The match was in the old Sam Houston Coliseum, which stood about where the Hobby Center is now in the downtown theatre district.

On the way up the kids wanted to know about the coliseum.  It and its adjoining Music Hall were old by then and other, newer venues were much more popular.

I told them I’d attended the Houston Fat Stock Show and Rodeo there when I was a child, before the Astrodome had been built. Then I told them how enormous the coliseum was, and how far away my family’s seats had been from the roping and riding and bucking.

When we arrived, I had to eat those words.

The arena that I recalled as gigantic looked, all those years later, like a high school gymnasium.  There were, in fact, exactly two sets of restrooms in the whole place.

This has happened to you, I’ll bet.

You’ve remembered something as colossal from your childhood, only to find when seeing it as an adult that it has shrunk significantly.

Memory is an amazing thing, and as a writer it is a bank account that I draw on constantly.  But memory can also be a liar.  My grandparents’ house up in Livingston was not, I realize on the rare occasions when I see it again, the palatial behemoth that I thought it was when I was a little boy.  It’s just a house, it turns out, and hardly one of the wonders of the universe.

Oddly, this fallible concept of size works exactly opposite when it comes to the actual universe.  As I get older, I am more and more amazed at the size and depth of space.  Especially on clear nights when a multitude of countless stars are spread out against the heavens. It’s easy to get lost in all of that, and to feel awfully small and insignificant.

I’m no Einstein (you really don’t need to email your agreement on this point; I’m not taking a vote).   But I have tried on occasion to grasp the enormity of the cosmic fishbowl we’re trapped in, and always came up short.  Until recently, that is.

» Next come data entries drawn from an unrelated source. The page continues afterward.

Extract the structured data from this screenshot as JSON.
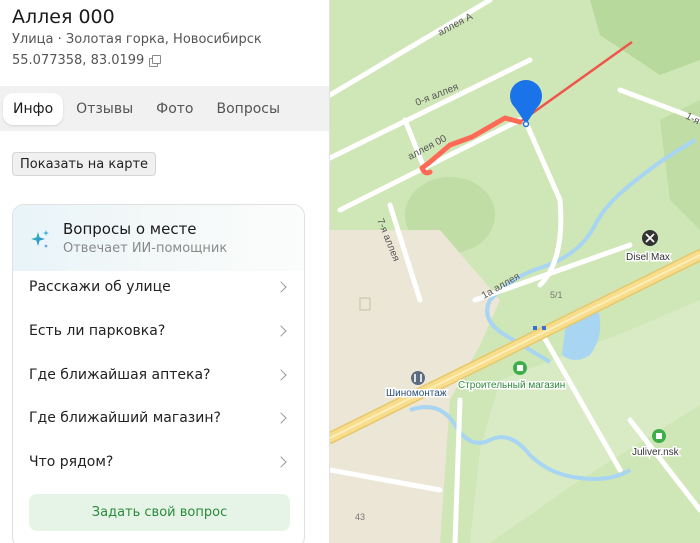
{
  "place": {
    "title": "Аллея 000",
    "subtitle": "Улица · Золотая горка, Новосибирск",
    "coordinates": "55.077358, 83.0199"
  },
  "tabs": [
    {
      "label": "Инфо",
      "active": true
    },
    {
      "label": "Отзывы",
      "active": false
    },
    {
      "label": "Фото",
      "active": false
    },
    {
      "label": "Вопросы",
      "active": false
    }
  ],
  "show_on_map_label": "Показать на карте",
  "ai_card": {
    "title": "Вопросы о месте",
    "subtitle": "Отвечает ИИ-помощник",
    "questions": [
      "Расскажи об улице",
      "Есть ли парковка?",
      "Где ближайшая аптека?",
      "Где ближайший магазин?",
      "Что рядом?"
    ],
    "ask_button_label": "Задать свой вопрос"
  },
  "map": {
    "street_labels": [
      "аллея А",
      "0-я аллея",
      "аллея 00",
      "7-я аллея",
      "1а аллея",
      "1-я"
    ],
    "pois": [
      "Disel Max",
      "Строительный магазин",
      "Шиномонтаж",
      "Juliver.nsk"
    ],
    "house_numbers": [
      "5/1",
      "43"
    ],
    "colors": {
      "route": "#f0554a",
      "route_highlight": "#ff6a57",
      "pin": "#1a73e8",
      "green_area": "#cfe6b7",
      "built_area": "#ece6d6",
      "water": "#a7d5f2",
      "main_road": "#f7dd8c",
      "poi_green": "#3fae4a"
    }
  }
}
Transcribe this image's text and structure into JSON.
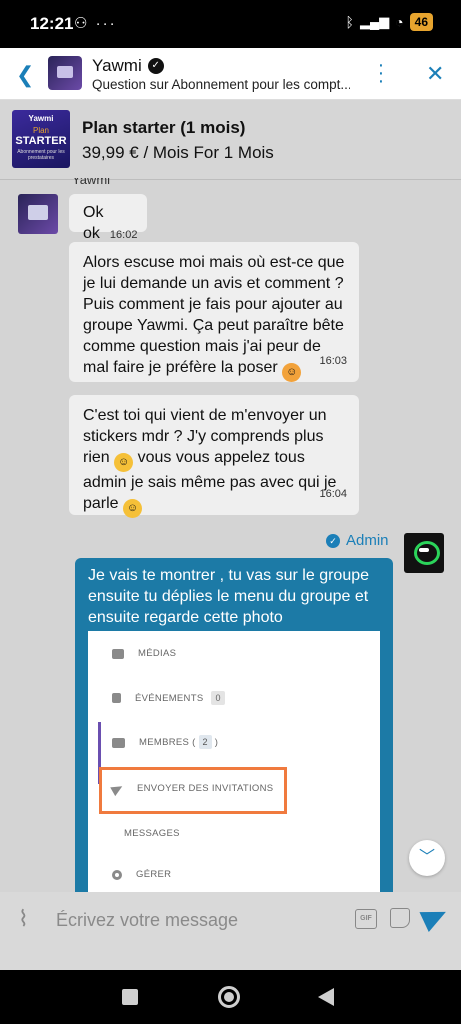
{
  "status_bar": {
    "time": "12:21",
    "left_icons": "⚇ ···",
    "battery": "46"
  },
  "header": {
    "title": "Yawmi",
    "subtitle": "Question sur Abonnement pour les compt..."
  },
  "product": {
    "image_text": [
      "Yawmi",
      "Plan",
      "STARTER",
      "Abonnement pour les prestataires"
    ],
    "name": "Plan starter (1 mois)",
    "price": "39,99 € / Mois For 1 Mois"
  },
  "messages": [
    {
      "sender": "Yawmi",
      "text": "Ok ok",
      "time": "16:02"
    },
    {
      "text": "Alors escuse moi mais où est-ce que je lui demande un avis et comment ? Puis comment je fais pour ajouter au groupe Yawmi. Ça peut paraître bête comme question mais j'ai peur de mal faire je préfère la poser",
      "time": "16:03"
    },
    {
      "text_a": "C'est toi qui vient de m'envoyer un stickers mdr ? J'y comprends plus rien",
      "text_b": "vous vous appelez tous admin je sais même pas avec qui je parle",
      "time": "16:04"
    }
  ],
  "admin": {
    "label": "Admin",
    "text": "Je vais te montrer , tu vas sur le groupe ensuite tu déplies le menu du groupe et ensuite regarde cette photo"
  },
  "photo_menu": {
    "medias": "MÉDIAS",
    "evenements": "ÉVÉNEMENTS",
    "evenements_count": "0",
    "membres": "MEMBRES (",
    "membres_count": "2",
    "membres_close": ")",
    "invitations": "ENVOYER DES INVITATIONS",
    "messages": "MESSAGES",
    "gerer": "GÉRER"
  },
  "composer": {
    "placeholder": "Écrivez votre message",
    "gif_label": "GIF"
  },
  "colors": {
    "accent": "#1b7fb8",
    "admin_bubble": "#1c7aa6",
    "highlight": "#f07a3e"
  }
}
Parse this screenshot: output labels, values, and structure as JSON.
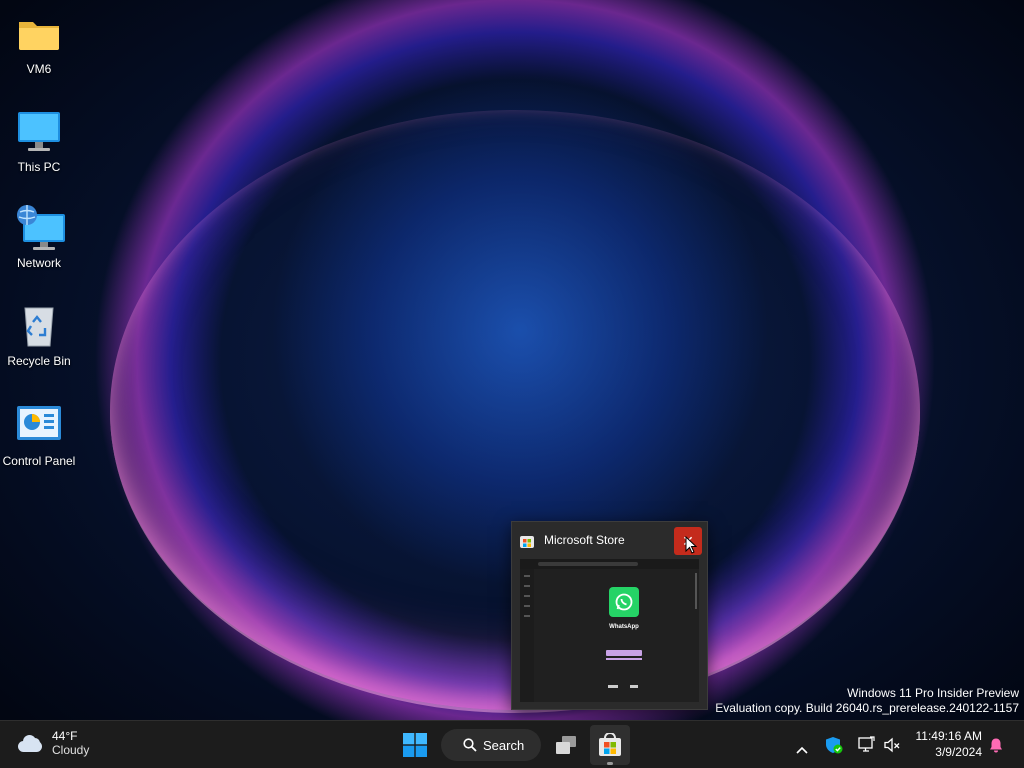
{
  "desktop": {
    "icons": [
      {
        "label": "VM6",
        "icon": "folder-icon"
      },
      {
        "label": "This PC",
        "icon": "computer-icon"
      },
      {
        "label": "Network",
        "icon": "network-icon"
      },
      {
        "label": "Recycle Bin",
        "icon": "recycle-bin-icon"
      },
      {
        "label": "Control Panel",
        "icon": "control-panel-icon"
      }
    ],
    "watermark": {
      "line1": "Windows 11 Pro Insider Preview",
      "line2": "Evaluation copy. Build 26040.rs_prerelease.240122-1157"
    }
  },
  "taskbar": {
    "weather": {
      "temp": "44°F",
      "condition": "Cloudy",
      "icon": "cloud-icon"
    },
    "search_label": "Search",
    "start_icon": "windows-logo-icon",
    "task_view_icon": "task-view-icon",
    "store_icon": "microsoft-store-icon",
    "tray_icons": [
      "chevron-up-icon",
      "windows-security-icon",
      "network-status-icon",
      "speaker-muted-icon"
    ],
    "clock": {
      "time": "11:49:16 AM",
      "date": "3/9/2024"
    },
    "notification_icon": "bell-icon"
  },
  "thumbnail_popup": {
    "title": "Microsoft Store",
    "close_glyph": "✕",
    "preview": {
      "app_name": "WhatsApp"
    }
  },
  "colors": {
    "close_red": "#c42b1c",
    "taskbar_bg": "#1c1c1c",
    "whatsapp_green": "#25d366",
    "accent_blue": "#0078d4"
  }
}
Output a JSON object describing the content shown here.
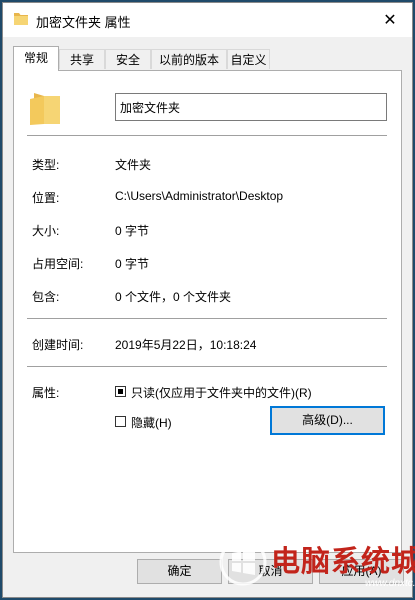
{
  "window": {
    "title": "加密文件夹 属性",
    "close_glyph": "✕",
    "icons": {
      "title": "folder-icon",
      "close": "close-icon"
    }
  },
  "tabs": [
    {
      "label": "常规",
      "active": true
    },
    {
      "label": "共享",
      "active": false
    },
    {
      "label": "安全",
      "active": false
    },
    {
      "label": "以前的版本",
      "active": false
    },
    {
      "label": "自定义",
      "active": false
    }
  ],
  "general": {
    "folder_name": "加密文件夹",
    "icon": "folder-icon",
    "fields": [
      {
        "label": "类型:",
        "value": "文件夹"
      },
      {
        "label": "位置:",
        "value": "C:\\Users\\Administrator\\Desktop"
      },
      {
        "label": "大小:",
        "value": "0 字节"
      },
      {
        "label": "占用空间:",
        "value": "0 字节"
      },
      {
        "label": "包含:",
        "value": "0 个文件，0 个文件夹"
      }
    ],
    "created": {
      "label": "创建时间:",
      "value": "2019年5月22日，10:18:24"
    },
    "attributes": {
      "label": "属性:",
      "readonly_label": "只读(仅应用于文件夹中的文件)(R)",
      "readonly_state": "indeterminate",
      "hidden_label": "隐藏(H)",
      "hidden_checked": false,
      "advanced_label": "高级(D)..."
    }
  },
  "footer": {
    "ok_label": "确定",
    "cancel_label": "取消",
    "apply_label": "应用(A)"
  },
  "watermark": {
    "text": "电脑系统城",
    "url": "www.dnxtc.net",
    "colors": {
      "text": "#c2241b",
      "accent": "#0078d7"
    }
  }
}
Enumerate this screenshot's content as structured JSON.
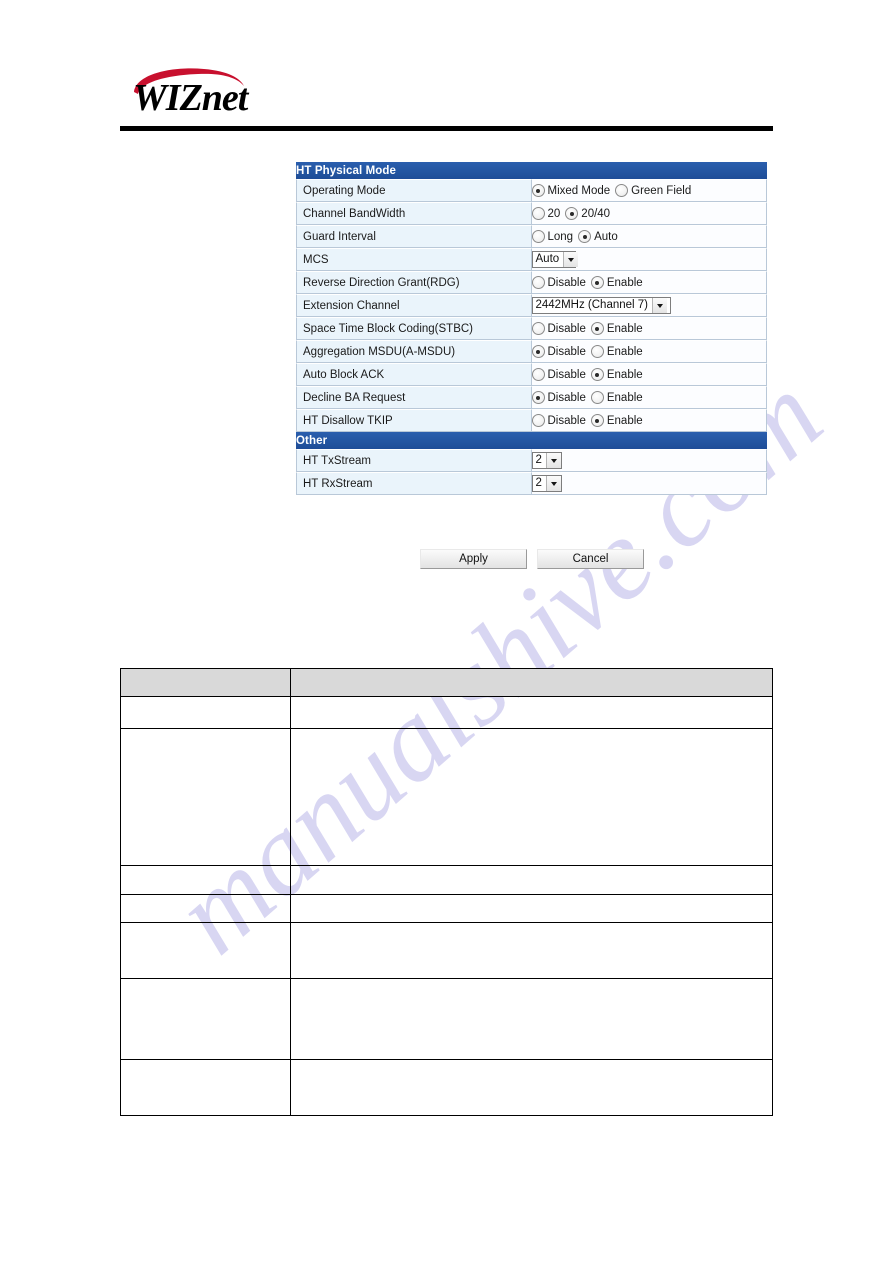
{
  "logo": {
    "text": "WIZnet",
    "swoosh_color": "#c8102e"
  },
  "theme": {
    "section_header_bg": "#23539f",
    "label_cell_bg": "#eaf4fb",
    "value_cell_bg": "#fcfdff",
    "cell_border": "#b9c8d8",
    "desc_header_bg": "#d9d9d9"
  },
  "watermark": {
    "text": "manualshive.com",
    "color": "#b9b6e8"
  },
  "config": {
    "sections": [
      {
        "title": "HT Physical Mode",
        "rows": [
          {
            "label": "Operating Mode",
            "type": "radio",
            "options": [
              {
                "label": "Mixed Mode",
                "selected": true
              },
              {
                "label": "Green Field",
                "selected": false
              }
            ]
          },
          {
            "label": "Channel BandWidth",
            "type": "radio",
            "options": [
              {
                "label": "20",
                "selected": false
              },
              {
                "label": "20/40",
                "selected": true
              }
            ]
          },
          {
            "label": "Guard Interval",
            "type": "radio",
            "options": [
              {
                "label": "Long",
                "selected": false
              },
              {
                "label": "Auto",
                "selected": true
              }
            ]
          },
          {
            "label": "MCS",
            "type": "select",
            "value": "Auto"
          },
          {
            "label": "Reverse Direction Grant(RDG)",
            "type": "radio",
            "options": [
              {
                "label": "Disable",
                "selected": false
              },
              {
                "label": "Enable",
                "selected": true
              }
            ]
          },
          {
            "label": "Extension Channel",
            "type": "select",
            "value": "2442MHz (Channel 7)"
          },
          {
            "label": "Space Time Block Coding(STBC)",
            "type": "radio",
            "options": [
              {
                "label": "Disable",
                "selected": false
              },
              {
                "label": "Enable",
                "selected": true
              }
            ]
          },
          {
            "label": "Aggregation MSDU(A-MSDU)",
            "type": "radio",
            "options": [
              {
                "label": "Disable",
                "selected": true
              },
              {
                "label": "Enable",
                "selected": false
              }
            ]
          },
          {
            "label": "Auto Block ACK",
            "type": "radio",
            "options": [
              {
                "label": "Disable",
                "selected": false
              },
              {
                "label": "Enable",
                "selected": true
              }
            ]
          },
          {
            "label": "Decline BA Request",
            "type": "radio",
            "options": [
              {
                "label": "Disable",
                "selected": true
              },
              {
                "label": "Enable",
                "selected": false
              }
            ]
          },
          {
            "label": "HT Disallow TKIP",
            "type": "radio",
            "options": [
              {
                "label": "Disable",
                "selected": false
              },
              {
                "label": "Enable",
                "selected": true
              }
            ]
          }
        ]
      },
      {
        "title": "Other",
        "rows": [
          {
            "label": "HT TxStream",
            "type": "select",
            "value": "2"
          },
          {
            "label": "HT RxStream",
            "type": "select",
            "value": "2"
          }
        ]
      }
    ]
  },
  "buttons": {
    "apply": "Apply",
    "cancel": "Cancel"
  },
  "description_table": {
    "header": {
      "c1": "",
      "c2": ""
    },
    "rows": [
      {
        "c1": "",
        "c2": ""
      },
      {
        "c1": "",
        "c2": ""
      },
      {
        "c1": "",
        "c2": ""
      },
      {
        "c1": "",
        "c2": ""
      },
      {
        "c1": "",
        "c2": ""
      },
      {
        "c1": "",
        "c2": ""
      },
      {
        "c1": "",
        "c2": ""
      }
    ]
  }
}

One day a little book that my wife Karen used to use with her third grade class caught my eye, so I opened up “The Book of Planets” by one Clint Twist.  And it wasn’t until I read that children’s book – a process that took all of about ten minutes – that the sheer vastness of the universe finally clicked. It was sort of a “out of the mouths of babes” experience.  Or, more correctly, “out of a book intended for babes.”

In that handsome volume this fine analogy was put forth:  If the sun were the size of a basketball, the earth would be a pea about 250 feet away.  And Pluto – which has been unceremoniously downgraded from planet to dwarf planet to large ice cube – would be a tiny seed about twenty miles – that’s right, twenty MILES – beyond the pea.

That little lesson in size and distance and perspective really hit home. It also, of course, made me feel even smaller when stargazing.

The perception of size has been elusive for me. When I was a child I saw some things as bigger and more impressive than they actually were, or at least bigger and more impressive than they would later be.  Like my grandmother’s house.  But with time, and lots of it, I’ve come to realize that the universe is infinitely larger and more complex than I ever imagined it could be.

So, why the big switch in thinking regarding size?  And what does all this mean?

I have no idea.  I thought we were in agreement that I’m no Einstein.

 

One thought on “Perspective

  1. Ron, I can definitely relate to this! A few years ago, when I was in Freeport where my family lived for a few years as a child, I took a trip down memory lane and drove a little out of my past the big 3 bedroom, 2 bath house where we lived on 12th St. when I was in 5th and 6th grade. At first, I thought I was on the wrong street because all the houses were tiny little boxes, including the one where I lived. I barely recognized it and wondered how in the world I ever thought of that as a big house!